Harvest Is Arriving 10 Days Early, Hull Split Is Already Happening, and the Clock Is Running Out to Get It Right

What the Field Is Telling Us Right Now

This harvest season isn’t waiting around.

Across the Central Valley, almond orchards are tracking seven to ten days ahead of schedule, and the implications of that compressed timeline are rippling through every pre-harvest decision a grower needs to make. Hull split was observed in earlier varieties as far back as mid-June, a notable departure from where most seasons stand at this point in the calendar.

The team at DLM has been on the ground watching these developments closely. According to their observations, tree health and vigor have remained strong with limited stress events overall, but the early push means the margin for error is tighter than usual, and the window to act is already here.

Hull Split Is Early And That Changes Everything

Hull split is one of the most consequential windows of the almond season. When it arrives ahead of schedule, the decisions that typically unfold over several weeks get compressed into days.

For DLM, the most critical call right now is navel orangeworm (NOW) spray timing. With biofix established earlier than in most recent seasons and trap catches coming in ahead of typical patterns, the spray window isn’t something growers can afford to calculate off a calendar. This year has underscored why orchard scouting needs to be ongoing and proactive, not reactive.

“Instead of using a calendar-based approach, this year has shown why it is crucial to be on top of orchard progression consistently and make decisions proactively, not reactively.” — DLM Field Team

The consequences of a mistimed spray during hull split fall directly on crop quality and yield. With flight two and flight three underway, DLM’s guidance is clear: the window to spray is now. Treating at the right moment prevents larval buildup that carries damage into subsequent generations.

A Pre-Harvest Checklist From the Field

With harvest ramping up, DLM outlines three priorities every almond grower in the Central Valley should be addressing in the next two weeks:

  1. Scout for ants and act immediately if you find them. A severe ant infestation was observed in a (neighboring) orchard this season, it was evident that the orchard had no bait applications scheduled and no plan in place. Left untreated, the yield impact will be potentially significant. If you’re walking your blocks and seeing ants, apply bait now.
  2. Get aligned with your PCA and keep rotating MOAs. Know what you’re spraying, when you’re spraying it, and why. If you and your PCA aren’t on the same page heading into this window, the cost shows up at the weigh station. Mode of action rotation isn’t optional, it’s foundational to a sound spray program.
  3. Manage soil moisture carefully and don’t lose sight of pollenizers. Pollenizer varieties are still actively growing, and they need to stay irrigated. Keep an eye on hull rot risk, avoid excess nitrogen and over-irrigation during this window. And don’t let post-harvest irrigation fall off the radar: bud differentiation runs through October, and what you do after harvest directly affects next year’s crop.

Water Management: High Stakes, Narrow Window

Irrigation decisions between now and your first shake carry consequences that extend well beyond this season.

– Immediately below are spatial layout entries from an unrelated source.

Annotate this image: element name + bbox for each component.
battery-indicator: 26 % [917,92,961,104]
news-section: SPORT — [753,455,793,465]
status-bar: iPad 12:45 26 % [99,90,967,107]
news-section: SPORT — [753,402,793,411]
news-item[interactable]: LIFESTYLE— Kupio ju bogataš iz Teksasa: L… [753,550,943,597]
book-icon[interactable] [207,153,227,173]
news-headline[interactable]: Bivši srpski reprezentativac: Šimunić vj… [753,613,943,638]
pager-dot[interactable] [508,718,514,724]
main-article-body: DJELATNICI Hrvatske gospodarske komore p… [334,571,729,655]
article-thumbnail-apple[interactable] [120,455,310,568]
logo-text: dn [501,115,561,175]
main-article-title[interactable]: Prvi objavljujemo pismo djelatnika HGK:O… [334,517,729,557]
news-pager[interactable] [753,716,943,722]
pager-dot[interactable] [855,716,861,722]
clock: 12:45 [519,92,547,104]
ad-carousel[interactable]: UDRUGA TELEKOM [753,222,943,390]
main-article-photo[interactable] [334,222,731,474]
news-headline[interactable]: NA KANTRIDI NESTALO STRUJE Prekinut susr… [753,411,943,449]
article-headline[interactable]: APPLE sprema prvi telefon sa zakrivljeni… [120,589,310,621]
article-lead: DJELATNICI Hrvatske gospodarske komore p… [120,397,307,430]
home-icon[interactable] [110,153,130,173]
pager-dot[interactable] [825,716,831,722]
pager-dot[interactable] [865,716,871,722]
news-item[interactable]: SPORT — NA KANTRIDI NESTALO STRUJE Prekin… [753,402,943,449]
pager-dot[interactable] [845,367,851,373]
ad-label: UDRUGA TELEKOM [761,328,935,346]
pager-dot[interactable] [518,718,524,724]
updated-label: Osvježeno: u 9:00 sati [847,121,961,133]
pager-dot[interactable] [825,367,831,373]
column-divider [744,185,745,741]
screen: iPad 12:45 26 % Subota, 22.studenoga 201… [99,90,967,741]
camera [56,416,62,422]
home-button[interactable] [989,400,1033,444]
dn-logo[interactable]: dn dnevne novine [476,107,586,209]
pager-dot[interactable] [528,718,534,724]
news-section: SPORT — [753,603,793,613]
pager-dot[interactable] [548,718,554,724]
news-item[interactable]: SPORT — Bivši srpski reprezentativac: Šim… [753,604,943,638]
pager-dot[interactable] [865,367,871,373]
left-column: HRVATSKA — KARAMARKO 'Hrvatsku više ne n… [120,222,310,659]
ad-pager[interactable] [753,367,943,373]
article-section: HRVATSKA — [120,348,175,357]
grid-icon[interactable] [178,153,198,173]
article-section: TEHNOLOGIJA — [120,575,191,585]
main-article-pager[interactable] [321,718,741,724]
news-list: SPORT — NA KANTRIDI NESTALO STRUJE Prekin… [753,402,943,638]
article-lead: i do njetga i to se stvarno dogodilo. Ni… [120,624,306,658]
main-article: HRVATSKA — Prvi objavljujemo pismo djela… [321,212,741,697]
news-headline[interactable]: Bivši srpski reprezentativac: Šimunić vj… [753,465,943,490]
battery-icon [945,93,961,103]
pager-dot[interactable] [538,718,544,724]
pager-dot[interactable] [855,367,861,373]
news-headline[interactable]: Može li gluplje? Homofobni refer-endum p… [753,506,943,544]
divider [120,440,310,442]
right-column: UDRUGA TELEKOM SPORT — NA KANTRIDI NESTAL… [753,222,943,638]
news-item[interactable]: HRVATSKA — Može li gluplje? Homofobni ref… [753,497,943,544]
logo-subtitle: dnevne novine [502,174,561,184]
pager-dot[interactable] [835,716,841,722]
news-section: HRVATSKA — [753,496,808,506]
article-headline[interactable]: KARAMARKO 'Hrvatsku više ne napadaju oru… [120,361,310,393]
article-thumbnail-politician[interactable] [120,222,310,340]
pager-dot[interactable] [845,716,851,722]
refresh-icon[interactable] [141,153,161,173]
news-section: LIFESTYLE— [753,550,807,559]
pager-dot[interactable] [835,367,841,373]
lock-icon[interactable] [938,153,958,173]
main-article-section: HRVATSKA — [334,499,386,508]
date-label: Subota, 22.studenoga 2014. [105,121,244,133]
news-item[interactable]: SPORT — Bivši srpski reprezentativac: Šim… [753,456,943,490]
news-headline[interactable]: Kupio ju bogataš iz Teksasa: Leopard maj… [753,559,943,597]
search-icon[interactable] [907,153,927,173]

Before shaking begins, DLM advises growers to slightly dry down orchards to reduce the risk of trunk damage during harvest operations. At the same time, nuts that are still actively sizing require consistent irrigation through full maturity, cutting water short now affects kernel size and quality in measurable ways.

Hull rot is an added variable in this window. For growers with a history of the disease, DLM recommends incorporating preventative fungicides into hull split spray applications to stay ahead of it. The combination of managing moisture, protecting pollenizers, and watching for hull rot symptoms requires a level of daily attention that can’t be delegated to a schedule set weeks ago.

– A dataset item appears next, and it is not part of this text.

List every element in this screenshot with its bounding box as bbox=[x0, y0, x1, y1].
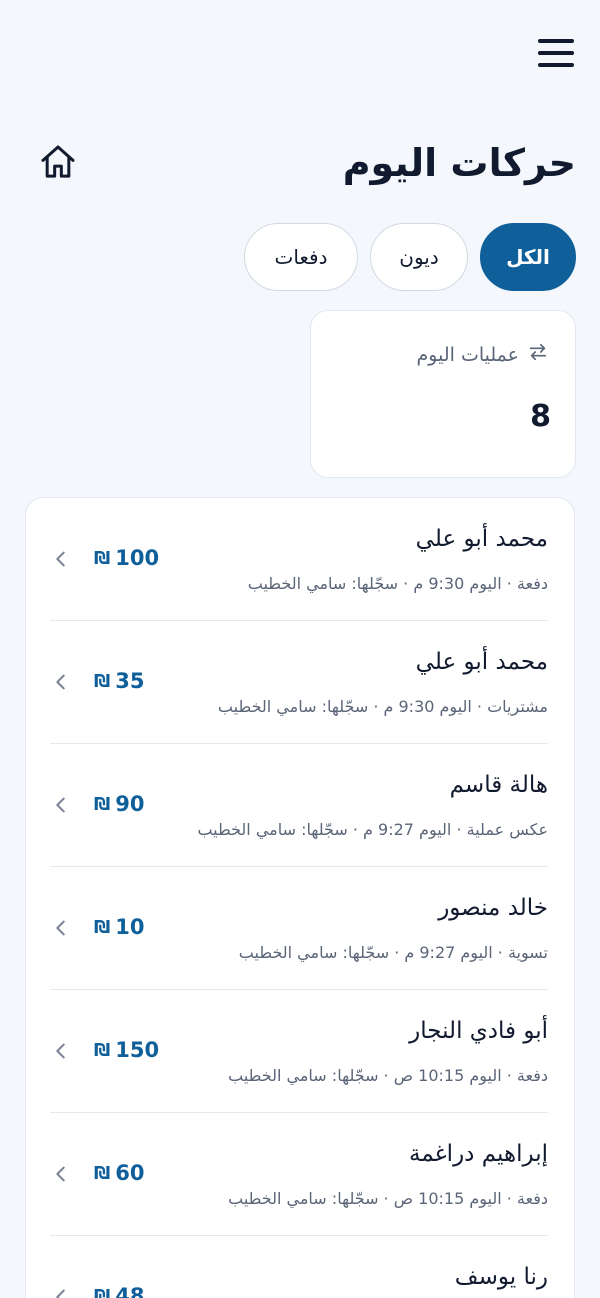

Post-harvest irrigation deserves the same discipline. Almond bud differentiation continues through harvest and deep into fall. Trees that aren’t adequately fed and hydrated through that process carry the deficit into the following year.

“If irrigation is not properly scheduled and executed, it can be detrimental to this year’s crop and next year as well.” — DLM Field Team

The Bottom Line Heading Into Harvest

Despite the early timeline, DLM’s overall read on the Valley is measured: growers are largely prepared. The industry appears equipped to harvest, process, and handle this crop. The more practical concern on the horizon is logistical, commercial harvesters covering large amounts of acreage across multiple regions can create timing bottlenecks that ultimately fall on the grower to navigate.

When asked what single action matters most right now, DLM’s answer was straightforward:

“Get out and scout your orchards every day, check your soil moisture daily, and maintain a schedule with your spray applicators to ensure you protect your investment as best as you can.”

The early season is a reminder that in years like this one, the growers who stay ahead of the crop, not behind it, are the ones who protect both quality and yield when it counts most.